Dois anos depois era criada a “Motion Pictures Patents Company” (MPPC), responsável por administrar e distribuir os filmes, visando levar esta diversão também para as classes mais
abastadas da sociedade, o cinema era direcionado para a classe trabalhadora. Logo depois, foi a vez da França investir pesado nesta arte, criando a “Société du Film d’Art”, que objetivava a produção de obras mais refinadas, para atender melhor os ricos e poderosos. Durante a primeira metade da segunda década do século vinte, empresários e artistas do vaudeville americano empolgados com o potencial financeiro desta ferramenta, iniciaram então uma extensa produção de despretensiosas comédias, que iriam abastecer a nascente
indústria e proporcionar o nascimento dos primeiros grandes estúdios. Enquanto isto na Europa, os temas dos filmes, normalmente de até quinze minutos, ficavam cada vez mais densos, com preferência pelo drama. Este panorama explica perfeitamente a progressão das duas indústrias, americana e europeia, durante as décadas, culminando no que vemos hoje.

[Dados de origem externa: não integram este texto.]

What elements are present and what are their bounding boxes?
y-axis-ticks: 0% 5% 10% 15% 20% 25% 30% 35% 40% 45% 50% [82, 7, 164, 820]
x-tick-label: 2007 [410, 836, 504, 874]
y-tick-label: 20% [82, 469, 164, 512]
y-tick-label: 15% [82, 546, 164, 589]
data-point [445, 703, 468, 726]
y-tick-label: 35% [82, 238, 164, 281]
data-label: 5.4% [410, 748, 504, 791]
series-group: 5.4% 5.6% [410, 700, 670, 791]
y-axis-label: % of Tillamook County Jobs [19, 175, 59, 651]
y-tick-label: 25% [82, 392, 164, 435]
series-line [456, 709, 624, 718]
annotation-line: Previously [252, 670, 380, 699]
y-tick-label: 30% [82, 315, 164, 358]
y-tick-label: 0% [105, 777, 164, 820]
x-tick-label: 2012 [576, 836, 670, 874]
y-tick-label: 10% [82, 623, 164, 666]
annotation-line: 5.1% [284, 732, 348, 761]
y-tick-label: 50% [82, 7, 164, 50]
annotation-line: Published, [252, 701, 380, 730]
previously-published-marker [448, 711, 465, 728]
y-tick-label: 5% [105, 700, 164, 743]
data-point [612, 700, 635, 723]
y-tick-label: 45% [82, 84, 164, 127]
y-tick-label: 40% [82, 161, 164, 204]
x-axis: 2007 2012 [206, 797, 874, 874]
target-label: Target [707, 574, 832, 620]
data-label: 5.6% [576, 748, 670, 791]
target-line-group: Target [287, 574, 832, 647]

O público mergulhava na mágica daquela experiência, ficando cada vez mais interessado por aqueles artistas que vivenciavam aquelas aventuras. Diferente dos atores de teatro, que ao final de cada espetáculo poderiam ser vistos tirando a maquiagem ou as barbas falsas, quebrando a ilusão, o público inocente da época quedava-se admirado por aqueles “seres” que sumiam após o fade out. Com o tempo, os primeiros estúdios começaram a notar o potencial que havia nessa “indústria de ídolos”, alimentando assim a mentalidade criativa do público com boatos sobre a vida pessoal daqueles artistas, normalmente falsos, o que surpreendentemente continua sendo feito hoje, com o auxílio de uma tecnologia melhor. Caso o nome da atriz fosse comum, bastava trocá-lo por algo suntuoso ou exótico, que era garantia de sucesso.

***

Sennett e Roach eram os maiores, e mais populares, produtores da época, logo, eu teria alguma chance de encontrar meus ídolos utilizando-os como “ponte”. O ano estabelecido para o primeiro contato foi 1920. Eu iria tentar participar como figurante no curta “An Eastern Westerner”, dirigido por Hal Roach e estrelado por Harold Lloyd, que havia
sofrido poucos meses antes um grave acidente com um explosivo em cena, que decepou dois dedos de sua mão direita, levando-o a utilizar uma luva prostética bastante aparente ao longo de sua carreira. Eu aproveitaria esse incidente para aproximar-me dele, assim como o fato dele ser um proeminente membro da maçonaria. Eu enfrentaria mais uma vez a inversão do tempo, o que me levou a temer por minha vida.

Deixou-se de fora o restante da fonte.